One of Mercer County's fatalities occurred on Wabash Road - an open rural roadway that draws its share of speeders, Mercer County Sheriff Jeff Grey said.
"They (drivers) tend to get up to higher speeds on the rural roads. The Wabash has fairly good pavement, but the road's not very wide," he said.
Wabash Road between the village of Fort Recovery and state Route 219, and Burkettsville-St. Henry between state Routes 29 and 219, both are examples of rural roads that get their share of speeders, Grey said. He advises people to slow down.
"As soon as drivers start to lose control they overcorrect and that leads to accidents," he said.
Grey said he was disappointed with the low number of people who enrolled this year in the new STOPPED (Sheriffs Telling Our Parents & Promoting Educated Drivers) program for children under 21. Parents who enroll receive decals for cars driven by inexperienced drivers. If the young driver is pulled over by officers, the information is mailed to parents.
"Parents apparently don't want to upset their kids," Grey said.
He believes the program is a good one that allows parents, children and law enforcement to work together for safer roads.
Grey said he'd like to believe the fatality count decreased because he raised his department's patrol from two districts to three.
"But I can't tell you that's why. Was it the higher visibility?
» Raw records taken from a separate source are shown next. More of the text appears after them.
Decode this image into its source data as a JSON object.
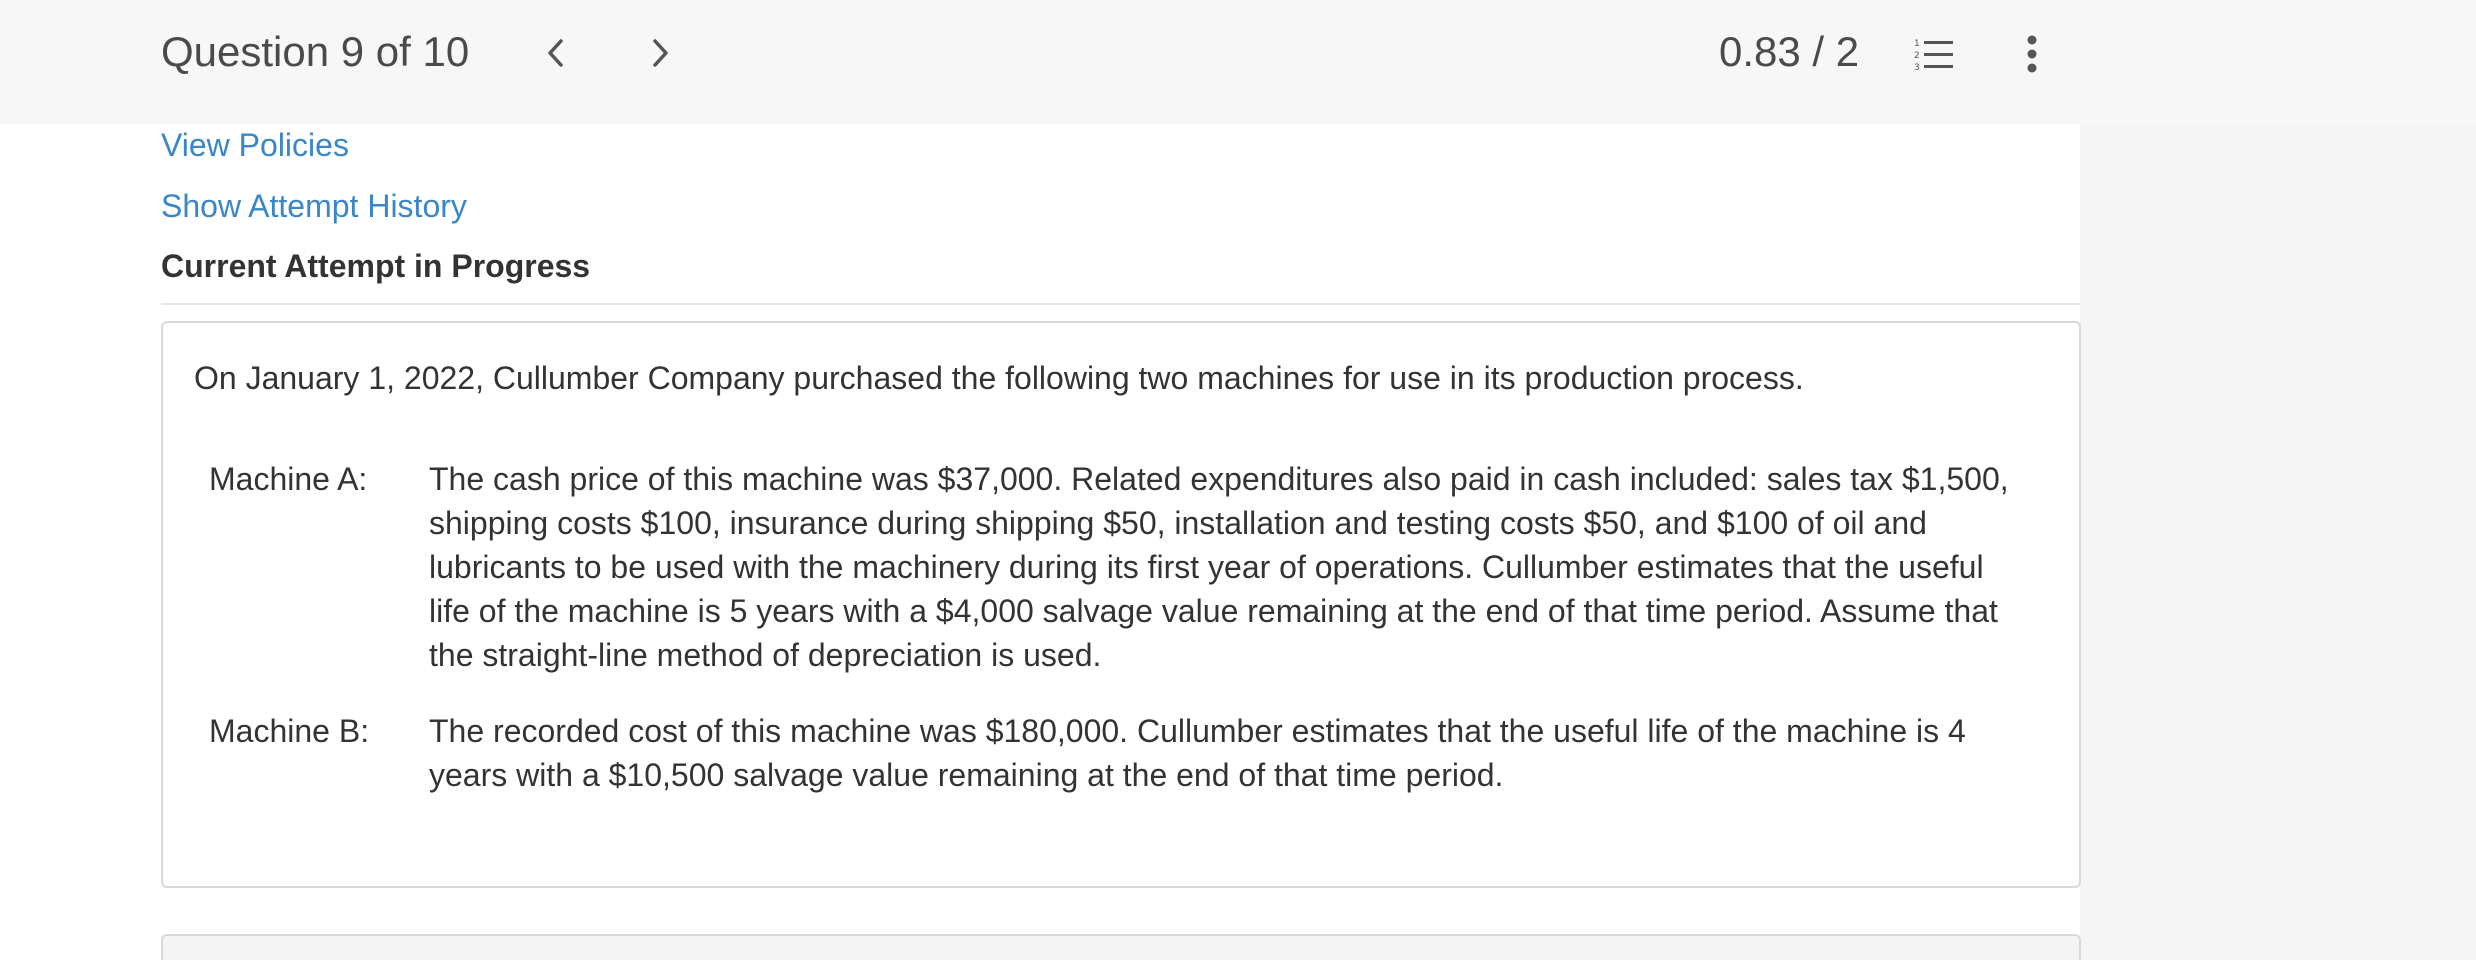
{
  "header": {
    "question_counter": "Question 9 of 10",
    "score": "0.83 / 2",
    "prev_icon": "chevron-left-icon",
    "next_icon": "chevron-right-icon",
    "list_icon": "numbered-list-icon",
    "more_icon": "more-vertical-icon"
  },
  "links": {
    "view_policies": "View Policies",
    "show_attempt_history": "Show Attempt History"
  },
  "attempt_status": "Current Attempt in Progress",
  "question": {
    "intro": "On January 1, 2022, Cullumber Company purchased the following two machines for use in its production process.",
    "machines": [
      {
        "label": "Machine A:",
        "text": "The cash price of this machine was $37,000. Related expenditures also paid in cash included: sales tax $1,500, shipping costs $100, insurance during shipping $50, installation and testing costs $50, and $100 of oil and lubricants to be used with the machinery during its first year of operations. Cullumber estimates that the useful life of the machine is 5 years with a $4,000 salvage value remaining at the end of that time period. Assume that the straight-line method of depreciation is used."
      },
      {
        "label": "Machine B:",
        "text": "The recorded cost of this machine was $180,000. Cullumber estimates that the useful life of the machine is 4 years with a $10,500 salvage value remaining at the end of that time period."
      }
    ]
  },
  "colors": {
    "link": "#3a86c8",
    "text": "#333333",
    "header_bg": "#f7f7f7",
    "border": "#d9d9d9"
  }
}
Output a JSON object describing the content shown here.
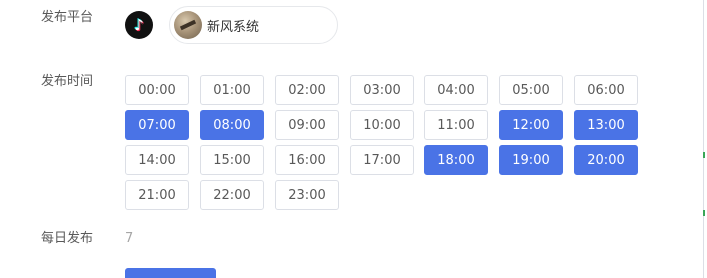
{
  "labels": {
    "platform": "发布平台",
    "publish_time": "发布时间",
    "daily_publish": "每日发布"
  },
  "platform": {
    "icon": "tiktok-icon",
    "account_name": "新风系统"
  },
  "time_slots": [
    {
      "label": "00:00",
      "selected": false
    },
    {
      "label": "01:00",
      "selected": false
    },
    {
      "label": "02:00",
      "selected": false
    },
    {
      "label": "03:00",
      "selected": false
    },
    {
      "label": "04:00",
      "selected": false
    },
    {
      "label": "05:00",
      "selected": false
    },
    {
      "label": "06:00",
      "selected": false
    },
    {
      "label": "07:00",
      "selected": true
    },
    {
      "label": "08:00",
      "selected": true
    },
    {
      "label": "09:00",
      "selected": false
    },
    {
      "label": "10:00",
      "selected": false
    },
    {
      "label": "11:00",
      "selected": false
    },
    {
      "label": "12:00",
      "selected": true
    },
    {
      "label": "13:00",
      "selected": true
    },
    {
      "label": "14:00",
      "selected": false
    },
    {
      "label": "15:00",
      "selected": false
    },
    {
      "label": "16:00",
      "selected": false
    },
    {
      "label": "17:00",
      "selected": false
    },
    {
      "label": "18:00",
      "selected": true
    },
    {
      "label": "19:00",
      "selected": true
    },
    {
      "label": "20:00",
      "selected": true
    },
    {
      "label": "21:00",
      "selected": false
    },
    {
      "label": "22:00",
      "selected": false
    },
    {
      "label": "23:00",
      "selected": false
    }
  ],
  "daily_publish_count": "7",
  "colors": {
    "accent": "#4a73e6",
    "border": "#dcdfe6",
    "label_text": "#595959"
  }
}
Can one car make a difference? I just don't know," he said.
Lay said troopers will focus more effort this year along U.S. 33 where five of the nine fatal crashes occurred. Speeding, failure to control and seat belt usage also will be focused on this coming year by the state highway patrol, he added.
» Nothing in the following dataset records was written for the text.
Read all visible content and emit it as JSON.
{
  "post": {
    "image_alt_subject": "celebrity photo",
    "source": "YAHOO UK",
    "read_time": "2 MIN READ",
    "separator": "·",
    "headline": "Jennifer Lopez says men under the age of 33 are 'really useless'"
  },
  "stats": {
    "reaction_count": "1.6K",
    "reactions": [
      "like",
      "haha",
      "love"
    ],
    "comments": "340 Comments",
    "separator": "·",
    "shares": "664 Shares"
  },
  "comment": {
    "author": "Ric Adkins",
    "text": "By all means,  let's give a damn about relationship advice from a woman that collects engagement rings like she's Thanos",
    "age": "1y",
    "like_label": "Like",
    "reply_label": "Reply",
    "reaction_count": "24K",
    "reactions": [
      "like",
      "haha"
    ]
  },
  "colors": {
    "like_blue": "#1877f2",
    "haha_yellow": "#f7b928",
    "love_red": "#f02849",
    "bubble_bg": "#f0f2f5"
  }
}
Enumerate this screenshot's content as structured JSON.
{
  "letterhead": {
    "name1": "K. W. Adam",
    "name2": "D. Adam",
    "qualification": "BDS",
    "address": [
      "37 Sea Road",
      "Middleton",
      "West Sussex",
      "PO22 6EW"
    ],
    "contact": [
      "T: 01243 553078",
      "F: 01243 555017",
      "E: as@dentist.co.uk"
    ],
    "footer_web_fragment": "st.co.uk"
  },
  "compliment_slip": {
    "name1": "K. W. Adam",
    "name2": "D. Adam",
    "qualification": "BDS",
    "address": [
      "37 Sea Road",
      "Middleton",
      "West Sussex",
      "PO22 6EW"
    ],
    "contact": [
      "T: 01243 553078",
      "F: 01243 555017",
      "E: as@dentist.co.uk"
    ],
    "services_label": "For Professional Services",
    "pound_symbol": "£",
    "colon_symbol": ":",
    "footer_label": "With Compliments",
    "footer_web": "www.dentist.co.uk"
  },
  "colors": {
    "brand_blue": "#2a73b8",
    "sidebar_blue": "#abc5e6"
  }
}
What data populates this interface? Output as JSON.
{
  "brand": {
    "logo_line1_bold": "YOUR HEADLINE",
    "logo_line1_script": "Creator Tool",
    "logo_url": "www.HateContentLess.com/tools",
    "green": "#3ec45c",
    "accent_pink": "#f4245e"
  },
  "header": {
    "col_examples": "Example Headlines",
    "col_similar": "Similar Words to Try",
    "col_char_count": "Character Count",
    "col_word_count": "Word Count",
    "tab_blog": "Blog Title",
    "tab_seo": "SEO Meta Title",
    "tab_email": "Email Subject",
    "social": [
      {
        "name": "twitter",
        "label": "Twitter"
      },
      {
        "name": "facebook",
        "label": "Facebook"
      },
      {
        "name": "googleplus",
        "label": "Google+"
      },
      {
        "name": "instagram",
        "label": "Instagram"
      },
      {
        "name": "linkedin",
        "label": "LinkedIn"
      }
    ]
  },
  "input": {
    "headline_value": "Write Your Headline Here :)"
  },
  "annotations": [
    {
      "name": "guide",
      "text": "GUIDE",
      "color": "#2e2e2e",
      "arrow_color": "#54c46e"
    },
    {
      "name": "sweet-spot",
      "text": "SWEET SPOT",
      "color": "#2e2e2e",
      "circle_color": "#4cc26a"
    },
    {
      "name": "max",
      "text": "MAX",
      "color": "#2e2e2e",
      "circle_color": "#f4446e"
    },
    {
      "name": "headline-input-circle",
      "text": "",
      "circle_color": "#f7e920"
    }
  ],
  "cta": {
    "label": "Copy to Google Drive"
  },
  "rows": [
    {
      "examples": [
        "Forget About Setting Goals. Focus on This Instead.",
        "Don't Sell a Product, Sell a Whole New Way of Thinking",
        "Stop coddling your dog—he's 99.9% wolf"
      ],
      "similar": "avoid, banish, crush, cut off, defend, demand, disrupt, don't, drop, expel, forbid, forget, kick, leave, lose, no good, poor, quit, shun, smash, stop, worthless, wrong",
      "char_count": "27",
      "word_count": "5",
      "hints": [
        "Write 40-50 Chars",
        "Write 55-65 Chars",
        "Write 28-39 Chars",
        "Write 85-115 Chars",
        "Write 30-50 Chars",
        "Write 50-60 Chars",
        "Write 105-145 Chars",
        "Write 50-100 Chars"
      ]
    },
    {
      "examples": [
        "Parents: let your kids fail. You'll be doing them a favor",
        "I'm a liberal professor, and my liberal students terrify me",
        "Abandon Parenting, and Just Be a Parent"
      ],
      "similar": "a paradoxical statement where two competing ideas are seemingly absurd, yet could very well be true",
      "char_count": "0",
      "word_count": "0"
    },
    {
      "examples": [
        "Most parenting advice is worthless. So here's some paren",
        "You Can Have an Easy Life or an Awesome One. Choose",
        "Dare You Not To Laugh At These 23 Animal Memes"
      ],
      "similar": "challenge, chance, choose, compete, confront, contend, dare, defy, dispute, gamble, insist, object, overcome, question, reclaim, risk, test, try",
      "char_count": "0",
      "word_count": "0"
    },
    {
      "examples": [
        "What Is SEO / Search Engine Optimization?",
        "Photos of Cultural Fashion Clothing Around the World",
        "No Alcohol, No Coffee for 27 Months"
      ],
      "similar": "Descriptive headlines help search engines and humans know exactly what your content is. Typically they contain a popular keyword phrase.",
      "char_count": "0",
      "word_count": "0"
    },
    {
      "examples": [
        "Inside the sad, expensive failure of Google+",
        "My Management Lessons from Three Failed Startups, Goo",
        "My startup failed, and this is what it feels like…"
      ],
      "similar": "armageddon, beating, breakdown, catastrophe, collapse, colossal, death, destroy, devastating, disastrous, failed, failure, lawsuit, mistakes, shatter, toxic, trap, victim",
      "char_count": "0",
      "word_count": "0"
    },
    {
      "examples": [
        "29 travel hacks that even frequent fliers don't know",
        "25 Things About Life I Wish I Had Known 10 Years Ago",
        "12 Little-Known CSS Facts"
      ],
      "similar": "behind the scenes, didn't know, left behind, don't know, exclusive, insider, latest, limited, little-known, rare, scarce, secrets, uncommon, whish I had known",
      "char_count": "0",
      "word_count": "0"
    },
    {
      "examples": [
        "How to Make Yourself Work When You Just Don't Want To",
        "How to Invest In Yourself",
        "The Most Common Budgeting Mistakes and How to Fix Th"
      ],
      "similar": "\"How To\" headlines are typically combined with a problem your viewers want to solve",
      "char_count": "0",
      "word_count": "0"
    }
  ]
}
A federal survey shows that 80 percent of local drivers use their seat belt, Lay said. He's ecstatic about that statistic but would be even happier if there were no fatal accidents to report in the future.
"I'd like to tell motorists that if they aren't used to wearing a seat belt they better get into a habit of it. I've seen a lot of accidents where cars were totaled but the drivers were walking around at the scene because they had their belt on," he said. "It really can make a difference."